Friday, February 16, 2018

On Tuesday, the city council of Berkeley, California adopted by unanimous vote a resolution declaring their city a “sanctuary” for adult recreational cannabis use and sale. The resolution by the Berkeley council “declared [the City of Berkeley] to be a sanctuary for recreational cannabis customers, providers, and landlords.”

The resolution bars city employees including police from assisting federal law enforcement officials, namely the U.S. Drug Enforcement Administration, in enforcing federal laws relating to cannabis. The city’s measure includes protection for cannabis, but not other substances controlled and regulated by the federal government. California voters approved a referendum in 2016 that legalized cannabis production and sale in the state. That law took effect on January 1 this year.

The resolution was drafted by Mayor Jesse Arreguin and Councilmembers Ben Bartlett and Cheryl Davila.

While cannabis became legal for adults at least 21 years old under California state law, it remains a prohibited substance under the federal Controlled Substances Act. Under the U.S. Constitution, federal law is given supremacy to contradictory state and local law.

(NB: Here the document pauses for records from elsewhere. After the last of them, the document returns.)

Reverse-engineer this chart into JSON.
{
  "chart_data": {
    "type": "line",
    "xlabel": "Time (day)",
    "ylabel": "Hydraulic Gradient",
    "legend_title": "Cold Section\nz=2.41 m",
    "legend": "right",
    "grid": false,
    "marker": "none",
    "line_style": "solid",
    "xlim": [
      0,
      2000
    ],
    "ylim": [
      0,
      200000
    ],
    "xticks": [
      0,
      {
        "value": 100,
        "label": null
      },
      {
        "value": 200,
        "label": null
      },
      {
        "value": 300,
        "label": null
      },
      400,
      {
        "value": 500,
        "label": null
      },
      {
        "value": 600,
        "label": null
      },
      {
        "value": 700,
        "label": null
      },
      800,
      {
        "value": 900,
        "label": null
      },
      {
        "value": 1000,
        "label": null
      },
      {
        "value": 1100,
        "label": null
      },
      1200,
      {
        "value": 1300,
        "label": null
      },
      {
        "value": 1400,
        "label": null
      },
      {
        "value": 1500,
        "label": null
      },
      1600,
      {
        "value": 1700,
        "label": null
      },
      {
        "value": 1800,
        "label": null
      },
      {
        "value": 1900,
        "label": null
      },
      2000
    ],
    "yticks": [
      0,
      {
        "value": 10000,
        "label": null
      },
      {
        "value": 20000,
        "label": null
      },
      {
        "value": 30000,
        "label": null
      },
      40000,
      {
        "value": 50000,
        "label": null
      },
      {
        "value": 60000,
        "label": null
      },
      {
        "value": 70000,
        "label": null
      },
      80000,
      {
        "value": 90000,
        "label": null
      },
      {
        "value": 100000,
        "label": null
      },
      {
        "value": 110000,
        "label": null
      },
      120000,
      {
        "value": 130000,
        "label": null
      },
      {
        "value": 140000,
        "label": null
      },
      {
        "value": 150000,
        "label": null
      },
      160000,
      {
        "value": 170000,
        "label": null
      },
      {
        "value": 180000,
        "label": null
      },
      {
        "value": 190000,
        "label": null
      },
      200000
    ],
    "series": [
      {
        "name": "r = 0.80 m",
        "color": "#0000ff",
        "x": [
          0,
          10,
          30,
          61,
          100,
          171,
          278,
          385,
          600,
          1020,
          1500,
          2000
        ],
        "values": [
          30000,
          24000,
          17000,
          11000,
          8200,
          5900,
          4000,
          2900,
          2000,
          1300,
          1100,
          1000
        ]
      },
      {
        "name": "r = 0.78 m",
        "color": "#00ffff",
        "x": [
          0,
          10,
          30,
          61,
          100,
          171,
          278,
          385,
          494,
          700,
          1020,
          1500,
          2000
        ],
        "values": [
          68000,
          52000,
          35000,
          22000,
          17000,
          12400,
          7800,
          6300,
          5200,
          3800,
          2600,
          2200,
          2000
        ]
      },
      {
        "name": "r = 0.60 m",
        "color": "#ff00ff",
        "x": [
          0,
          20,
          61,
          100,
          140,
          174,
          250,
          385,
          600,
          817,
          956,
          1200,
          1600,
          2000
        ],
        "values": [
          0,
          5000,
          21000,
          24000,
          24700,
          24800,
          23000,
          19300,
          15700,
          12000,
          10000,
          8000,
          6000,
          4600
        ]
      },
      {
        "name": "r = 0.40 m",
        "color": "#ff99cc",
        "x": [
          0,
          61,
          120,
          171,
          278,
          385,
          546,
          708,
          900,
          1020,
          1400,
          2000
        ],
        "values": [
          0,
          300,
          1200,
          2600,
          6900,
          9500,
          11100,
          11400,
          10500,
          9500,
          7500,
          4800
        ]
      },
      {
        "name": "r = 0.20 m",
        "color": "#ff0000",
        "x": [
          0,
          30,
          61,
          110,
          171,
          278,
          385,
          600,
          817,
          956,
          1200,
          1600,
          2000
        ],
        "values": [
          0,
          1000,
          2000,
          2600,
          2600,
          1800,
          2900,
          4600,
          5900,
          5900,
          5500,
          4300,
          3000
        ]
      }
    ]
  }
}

In 2008, the city previously declared itself a sanctuary city for medical cannabis, opposing federal officials seeking to shutter legal-in-California cannabis dispensaries.

In a tweet following the vote, the Berkeley mayor wrote, “In light of threats by Attorney General [Jeff] Sessions regarding a misguided crackdown on our democratic decision to legalize recreational cannabis, we have become what may be the first city in the country to declare ourselves a sanctuary city for cannabis.” The attorney general is the top federal law enforcement official in the U.S.

Last month, Sessions repealed a policy from the previous presidential administration providing legal shelter to states that legalized recreational cannabis. A January 4 memo from Sessions called for Justice Department prosecutors to enforce the federal ban on cannabis use and sale.

By another vote during the same meeting the city council reduced the sales tax on cannabis from 10 percent to 5 percent in a bid to draw more business.